Pour continuer sur le thème de la disparition, vous parlez de la Bretagne, des marins, d’un monde agricole englouti. Ce livre était-il aussi une sorte d’hommage ?

M. R. Absolument. L’autre motif de disparition, c’est un certain monde agricole breton qui n’est plus, qui était voué à disparaître et dont j’ai toujours entendu les histoires. Ce monde-là, celui des petites exploitations bretonnes, avait déjà en partie disparu quand on me le racontait, enfant. Je voulais raconter un peu de l’enfance, de l’adolescence de mon père et de ses frères, de ses parents. Inscrire des vies dans un livre leur permet de ne pas totalement disparaître.

 

Ce qui transparaît aussi dans votre livre, c’est la question. Vous en posez tout le temps, jusqu’à en avoir assez, dites-vous. Évidemment, on ne peut que faire le lien avec votre métier. Avez-vous intentionnellement construit ce livre en forme de questionnement ou est-ce venu spontanément ?

M. R. Je passe ma vie à faire de la radio, à poser des questions.
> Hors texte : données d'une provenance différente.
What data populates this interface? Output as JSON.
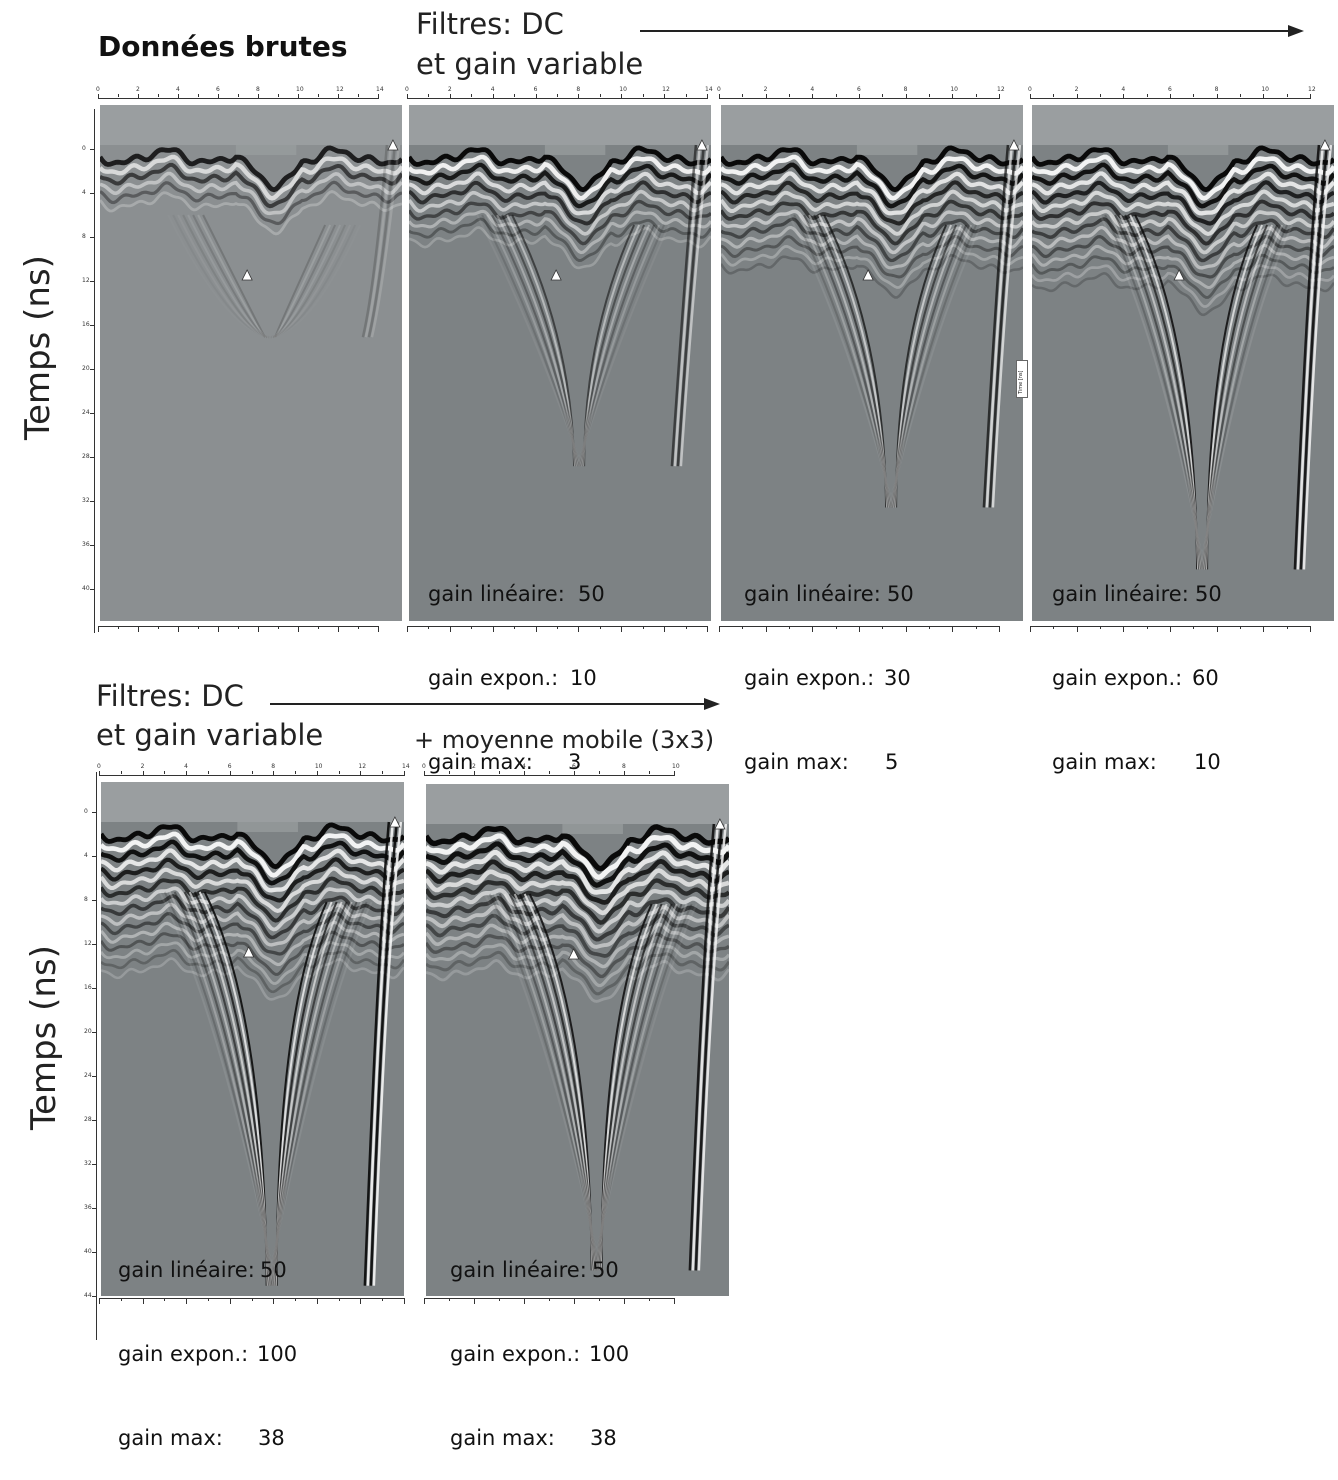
{
  "top": {
    "raw_title": "Données brutes",
    "filters_title_line1": "Filtres: DC",
    "filters_title_line2": "et gain variable",
    "y_label": "Temps (ns)",
    "x_ticks": [
      "0",
      "2",
      "4",
      "6",
      "8",
      "10",
      "12",
      "14"
    ],
    "y_ticks": [
      "0",
      "4",
      "8",
      "12",
      "16",
      "20",
      "24",
      "28",
      "32",
      "36",
      "40"
    ],
    "panels": [
      {
        "id": "raw",
        "label": null
      },
      {
        "id": "p2",
        "lines": [
          {
            "label": "gain linéaire:",
            "value": "50"
          },
          {
            "label": "gain expon.:",
            "value": "10"
          },
          {
            "label": "gain max:",
            "value": "3"
          }
        ]
      },
      {
        "id": "p3",
        "lines": [
          {
            "label": "gain linéaire:",
            "value": "50"
          },
          {
            "label": "gain expon.:",
            "value": "30"
          },
          {
            "label": "gain max:",
            "value": "5"
          }
        ]
      },
      {
        "id": "p4",
        "lines": [
          {
            "label": "gain linéaire:",
            "value": "50"
          },
          {
            "label": "gain expon.:",
            "value": "60"
          },
          {
            "label": "gain max:",
            "value": "10"
          }
        ]
      }
    ],
    "inner_axis_label": "Time [ns]"
  },
  "bottom": {
    "filters_title_line1": "Filtres: DC",
    "filters_title_line2": "et gain variable",
    "moving_avg": "+ moyenne mobile (3x3)",
    "y_label": "Temps (ns)",
    "x_ticks": [
      "0",
      "2",
      "4",
      "6",
      "8",
      "10",
      "12",
      "14"
    ],
    "x_ticks_right": [
      "0",
      "2",
      "4",
      "6",
      "8",
      "10"
    ],
    "y_ticks": [
      "0",
      "4",
      "8",
      "12",
      "16",
      "20",
      "24",
      "28",
      "32",
      "36",
      "40",
      "44"
    ],
    "panels": [
      {
        "id": "b1",
        "lines": [
          {
            "label": "gain linéaire:",
            "value": "50"
          },
          {
            "label": "gain expon.:",
            "value": "100"
          },
          {
            "label": "gain max:",
            "value": "38"
          }
        ]
      },
      {
        "id": "b2",
        "lines": [
          {
            "label": "gain linéaire:",
            "value": "50"
          },
          {
            "label": "gain expon.:",
            "value": "100"
          },
          {
            "label": "gain max:",
            "value": "38"
          }
        ]
      }
    ]
  },
  "colors": {
    "panel_bg": "#7f8486",
    "raw_bg": "#8a8e90",
    "ink": "#111111"
  }
}
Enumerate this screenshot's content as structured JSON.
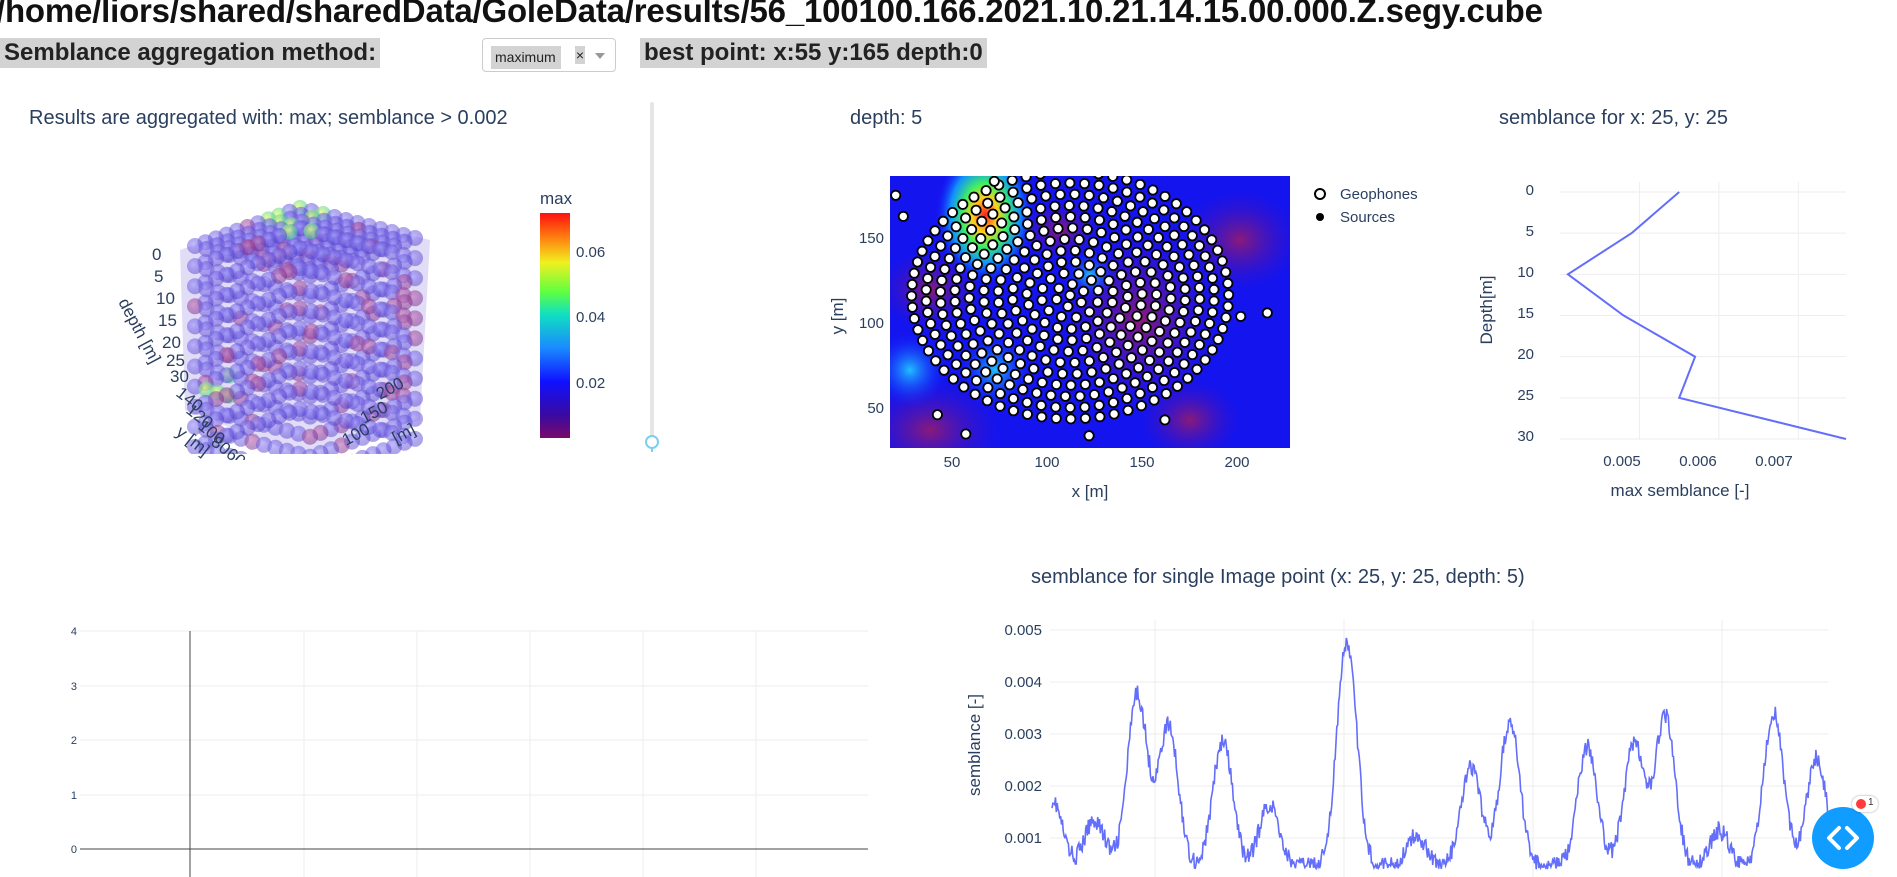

Et je raconte dans ce livre comment mon rapport au monde est totalement construit autour de la question, de la recherche. Ce livre commence dans le brouillard et se termine dans le brouillard. Je m’y réconcilie avec la brume : il y a quelque chose de mon rapport à la question permanente qui s’apaise. C’est la trame d’autoportrait qui existe en sourdine dans ce texte.

 

Un livre est porté par ses mots et vous avez su trouver les plus justes pour écrire cette histoire, toujours à la frontière entre dévoilement et pudeur. Il y a aussi la structure avec ces petits chapitres aux titres sans capitales, des titres très signifiants. Comment avez-vous trouvé cette voie ?

M. R. Je l’ai beaucoup cherchée ! C’est le livre sur lequel j’ai le plus travaillé ; j’ai poli et repoli chaque phrase. Il y a des matériaux divers dans ce récit ; un matériau romanesque (une enquête qui fait avancer l’histoire) et la voix des autres. J’ai beaucoup retravaillé les entretiens, à partir de mes souvenirs, et essayé que chacun ait sa voix tout en s’inscrivant dans ma langue.

 

 

Le 26 juin 1979, deux navires, un italien et un français, font naufrage au large des côtes italiennes. Dans l’un d’entre eux se trouve Pierre Richeux, un oncle paternel de l’autrice qui y trouvera la mort. Marie Richeux mène l’enquête, quarante-cinq ans plus tard, interrogeant sa famille, des témoins indirects, fouillant les archives. Fourmillant de questions, celles qu’elle pose et celles qu’elle se pose, elle fait ainsi revivre une partie de l’histoire familiale et celle d’une Bretagne rurale et maritime. Et, dans ce sillage, surgit un très beau portrait de père, le héros non nommé du livre.